Helium preconditioning protects against neonatal hypoxia–ischemia via nitric oxide mediated up-regulation of antioxidases in a rat model

• Heliox pre-conditioning is able to protect neonatal hypoxia/ischemia induced brain injury in a rat model.
• The neuroprotection of heliox pre-conditioning is related to the increased production of nitric oxide.
• Heliox pre-conditioning is able to increase NO to induce Nrf2 activation and subsequent expressions of anti-oxidases to exert neuroprotective effect.
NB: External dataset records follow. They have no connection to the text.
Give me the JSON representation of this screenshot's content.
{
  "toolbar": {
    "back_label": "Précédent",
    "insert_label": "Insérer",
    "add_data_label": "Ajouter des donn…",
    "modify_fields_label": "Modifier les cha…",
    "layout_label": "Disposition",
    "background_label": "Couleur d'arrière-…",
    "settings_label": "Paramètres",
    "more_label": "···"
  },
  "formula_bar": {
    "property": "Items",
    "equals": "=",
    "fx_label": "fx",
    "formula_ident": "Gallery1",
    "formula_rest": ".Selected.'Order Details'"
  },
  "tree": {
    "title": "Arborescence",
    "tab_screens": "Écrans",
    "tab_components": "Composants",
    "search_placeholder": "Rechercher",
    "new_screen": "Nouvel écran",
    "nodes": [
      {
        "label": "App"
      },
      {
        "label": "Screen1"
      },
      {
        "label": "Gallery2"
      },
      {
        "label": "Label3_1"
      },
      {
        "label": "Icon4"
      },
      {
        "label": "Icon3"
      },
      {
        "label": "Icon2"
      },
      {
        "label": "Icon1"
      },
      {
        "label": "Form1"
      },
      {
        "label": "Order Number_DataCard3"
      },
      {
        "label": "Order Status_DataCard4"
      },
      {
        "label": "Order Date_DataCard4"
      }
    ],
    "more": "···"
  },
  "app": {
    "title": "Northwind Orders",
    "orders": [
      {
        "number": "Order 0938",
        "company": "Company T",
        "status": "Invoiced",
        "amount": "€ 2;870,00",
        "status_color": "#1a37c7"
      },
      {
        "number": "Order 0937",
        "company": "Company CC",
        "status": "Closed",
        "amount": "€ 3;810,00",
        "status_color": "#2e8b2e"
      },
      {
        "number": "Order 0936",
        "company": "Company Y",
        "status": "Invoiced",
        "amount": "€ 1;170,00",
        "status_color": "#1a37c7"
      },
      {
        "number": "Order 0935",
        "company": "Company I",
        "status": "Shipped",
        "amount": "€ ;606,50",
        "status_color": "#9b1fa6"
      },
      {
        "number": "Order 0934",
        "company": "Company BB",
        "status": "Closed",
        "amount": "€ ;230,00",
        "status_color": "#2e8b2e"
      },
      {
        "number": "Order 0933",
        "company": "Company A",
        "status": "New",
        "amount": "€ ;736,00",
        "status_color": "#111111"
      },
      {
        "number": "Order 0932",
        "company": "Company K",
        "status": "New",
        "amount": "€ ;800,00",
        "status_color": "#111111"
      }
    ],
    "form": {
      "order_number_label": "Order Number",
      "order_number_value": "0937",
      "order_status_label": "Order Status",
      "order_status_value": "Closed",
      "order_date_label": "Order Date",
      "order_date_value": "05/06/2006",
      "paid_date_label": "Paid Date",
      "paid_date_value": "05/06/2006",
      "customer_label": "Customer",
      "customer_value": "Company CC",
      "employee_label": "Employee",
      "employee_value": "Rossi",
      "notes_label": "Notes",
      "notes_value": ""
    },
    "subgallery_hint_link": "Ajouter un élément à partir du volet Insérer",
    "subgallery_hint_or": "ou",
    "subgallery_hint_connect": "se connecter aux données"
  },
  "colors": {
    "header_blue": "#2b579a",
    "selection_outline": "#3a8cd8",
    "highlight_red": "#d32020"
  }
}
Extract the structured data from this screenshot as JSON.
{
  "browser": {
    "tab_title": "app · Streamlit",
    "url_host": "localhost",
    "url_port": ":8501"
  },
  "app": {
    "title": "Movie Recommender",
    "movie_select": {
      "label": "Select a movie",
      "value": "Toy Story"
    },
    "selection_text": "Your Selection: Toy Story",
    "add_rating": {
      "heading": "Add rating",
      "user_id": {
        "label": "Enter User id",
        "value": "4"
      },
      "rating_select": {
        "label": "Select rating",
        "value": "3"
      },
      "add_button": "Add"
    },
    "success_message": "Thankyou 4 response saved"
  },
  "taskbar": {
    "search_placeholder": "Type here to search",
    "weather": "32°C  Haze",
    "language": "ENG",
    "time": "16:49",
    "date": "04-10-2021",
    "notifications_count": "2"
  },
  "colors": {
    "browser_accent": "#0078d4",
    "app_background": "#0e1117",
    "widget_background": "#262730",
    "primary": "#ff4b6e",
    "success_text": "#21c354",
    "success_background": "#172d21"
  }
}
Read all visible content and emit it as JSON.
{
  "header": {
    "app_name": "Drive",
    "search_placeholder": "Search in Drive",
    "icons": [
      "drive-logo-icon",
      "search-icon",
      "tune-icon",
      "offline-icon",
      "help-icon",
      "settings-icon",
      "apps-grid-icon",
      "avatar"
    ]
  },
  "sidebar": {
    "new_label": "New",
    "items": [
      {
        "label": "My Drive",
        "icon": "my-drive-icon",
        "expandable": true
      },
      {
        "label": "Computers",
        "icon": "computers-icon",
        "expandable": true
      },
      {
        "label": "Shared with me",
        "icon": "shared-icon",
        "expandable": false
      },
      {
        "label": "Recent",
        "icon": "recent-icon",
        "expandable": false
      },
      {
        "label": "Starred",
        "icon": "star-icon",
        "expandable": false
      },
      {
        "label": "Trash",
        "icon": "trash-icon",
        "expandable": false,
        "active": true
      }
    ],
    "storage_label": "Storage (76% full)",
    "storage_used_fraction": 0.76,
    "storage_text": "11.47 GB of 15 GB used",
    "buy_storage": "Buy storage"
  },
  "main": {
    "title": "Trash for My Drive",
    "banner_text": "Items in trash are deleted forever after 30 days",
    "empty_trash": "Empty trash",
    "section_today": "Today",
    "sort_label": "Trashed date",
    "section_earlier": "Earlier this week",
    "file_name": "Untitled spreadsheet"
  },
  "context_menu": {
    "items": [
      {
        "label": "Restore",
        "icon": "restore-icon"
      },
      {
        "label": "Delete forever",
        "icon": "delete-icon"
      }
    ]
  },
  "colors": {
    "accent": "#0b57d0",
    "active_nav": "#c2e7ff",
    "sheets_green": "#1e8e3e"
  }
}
This study aimed to investigate the role of nitric oxide (NO) in the neuroprotective effects of helium preconditioning (He-PC) in a neonatal hypoxia/ischemia (HI) rat model. Seven-day old rat pups were divided into normal control group, He-PC group, HI group, He-PC + HI group, L-NAME + HI group and L-NAME + He-PC + HI group. HI was induced by exposure to 80% oxygen for 90 min. He-PC was conducted with 70% helium—30% oxygen for three 5-min periods. Three hours after He-PC, animals in control group and He-PC group were sacrificed, and the brain was collected for the detection of NO content. At 24 h after HI, animals in control group, HI group, He-PC + HI group, and L-NAME + He-PC + HI group were sacrificed, and the brain was collected for detection of infarct ratio, antioxidases (SOD, HO-1 and Nrf2), DNA binding activity of Nrf2 and TUNEL staining. Three weeks later, the neurological function and brain atrophy were determined. Results showed pretreatment with L-NAME alone failed to exert protective effect on HI. He-PC significantly increased NO content, reduced the brain infarct area, increased anti-oxidases expression and DNA binding activity of Nrf2, decreased the apoptotic cells, and improved the neurological function and brain atrophy. In addition, this protection was markedly inhibited by L-NAME (a non-selective NOS inhibitor). These findings suggest that the He-PC may induce NO production to activate Nrf2, exerting neuroprotective effect on neonatal HI.